5% GTA/0.1 M phosphate buffered saline (PBS) at room temperature for 2 h. After washing twice with 0.1 M PBS, the cells were postfixed with 1% osmium tetroxide at temperature for 1 h. The cells were then washed twice with PBS, dehydrated through serial gradients of Aurora Kinase inhibitor ethanol (10 min per each gradient), and finally dried out by the critical point dryer Bal-Tec CPD-030 (Bal-Tec AG, Balzers, Liechtenstein).

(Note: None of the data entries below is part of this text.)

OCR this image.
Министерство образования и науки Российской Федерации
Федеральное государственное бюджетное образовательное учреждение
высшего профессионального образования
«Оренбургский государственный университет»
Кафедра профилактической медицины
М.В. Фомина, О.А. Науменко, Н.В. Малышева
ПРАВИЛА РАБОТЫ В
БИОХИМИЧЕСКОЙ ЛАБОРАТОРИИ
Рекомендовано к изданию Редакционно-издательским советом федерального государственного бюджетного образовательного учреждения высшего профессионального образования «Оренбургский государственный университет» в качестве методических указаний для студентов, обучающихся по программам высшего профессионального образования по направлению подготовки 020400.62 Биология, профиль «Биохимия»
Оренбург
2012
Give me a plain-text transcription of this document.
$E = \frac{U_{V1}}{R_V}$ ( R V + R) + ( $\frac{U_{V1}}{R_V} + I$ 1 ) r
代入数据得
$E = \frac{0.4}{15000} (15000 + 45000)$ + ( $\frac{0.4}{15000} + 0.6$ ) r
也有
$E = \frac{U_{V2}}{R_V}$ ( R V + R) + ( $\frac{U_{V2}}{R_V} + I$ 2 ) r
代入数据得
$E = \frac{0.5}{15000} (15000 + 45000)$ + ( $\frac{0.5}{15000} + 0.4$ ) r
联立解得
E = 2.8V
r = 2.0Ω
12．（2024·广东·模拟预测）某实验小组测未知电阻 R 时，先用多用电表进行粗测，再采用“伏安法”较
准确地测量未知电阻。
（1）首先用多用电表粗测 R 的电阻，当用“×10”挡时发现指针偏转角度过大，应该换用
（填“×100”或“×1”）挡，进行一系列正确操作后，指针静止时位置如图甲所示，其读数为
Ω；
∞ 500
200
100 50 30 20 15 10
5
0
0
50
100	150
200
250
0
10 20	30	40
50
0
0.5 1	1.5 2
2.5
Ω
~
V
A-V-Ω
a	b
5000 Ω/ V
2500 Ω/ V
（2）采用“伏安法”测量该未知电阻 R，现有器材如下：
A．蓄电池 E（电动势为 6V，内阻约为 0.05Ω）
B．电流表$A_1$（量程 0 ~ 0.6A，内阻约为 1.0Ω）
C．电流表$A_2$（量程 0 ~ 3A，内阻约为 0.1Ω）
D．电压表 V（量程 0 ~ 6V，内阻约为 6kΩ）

The cells along with the substrates were sputtered with gold at a current of 15 mA for 3 min by the ion sputter EMITECH K575X. SEM imaging was conducted at voltages ranging from 5 to 10 kV. Staining on actin and nuclei and fluorescence confocal microscopy HAECs were cultured on the functionalized pSi substrates for 48 h. After cell culture experiments, culture media were removed and cells were washed two times with PBS at 37°C. The cells were fixed with a 4% (w/v) solution of paraformaldehyde in PBS for 30 min at room temperature. After washing two times more with PBS, the substrates were immersed in 0.2% Triton-X 100 in PBS for 10 min at room temperature to permeabilize the cell membrane. After rinsing with PBS two times, the actin filaments and nuclei were stained in the dark at room temperature. Actin-stain 670 phalloidin (tebu-bio, Le Perray-en-Yvelines, France)

was used to stain the actin filaments (200 nM, 30 min), while NucGreen Dead 488 (Life Technologies, Carlsbad, CA, USA) was used to stain the nuclei (two drops/mL, 10 min). Each sample was washed three times with PBS, and after mounting on microscope slides selleck kinase inhibitor using anti-fade mounting media, the samples were incubated overnight in the dark at room temperature. Stained cells were kept at 4°C in the dark until microscope observations. The fluorescence images were acquired using a Nikon Eclipse TE2000-E inverted

microscope (Nikon Instruments, Amsterdam, Netherlands), equipped with a C1 laser confocal system (EZ-C1 software, Nikon). Argon 488- and 633-nm lasers were used as excitation sources for NucGreen and phalloidin, respectively. Results and discussion The porous silicon (pSi) samples were produced by electrochemical etching of p-type silicon wafers in HF-based electrolytes [22]. Two types of samples were generated by varying the etching conditions in order to study the cellular response on surfaces with different pore geometry. PSi substrates obtained from Methamphetamine silicon wafers with a resistivity of 0.002 to 0.004 Ω cm by applying a constant current density of 60 mA/cm2 had an average pore diameter of 30 to 50 nm. The pSi produced from silicon wafers with 10 to 20 Ω cm resistivity, by applying a current density of 4 mA/cm2, had an average pore diameter of 1 to 1.5 μm. The topography of theses substrates was analyzed using scanning electron microscopy. Figure  1a,b shows representative images of the top view of macro- and nanoporous substrates, which were surface-modified by oxidation and silanization with APTES to promote cell adhesion.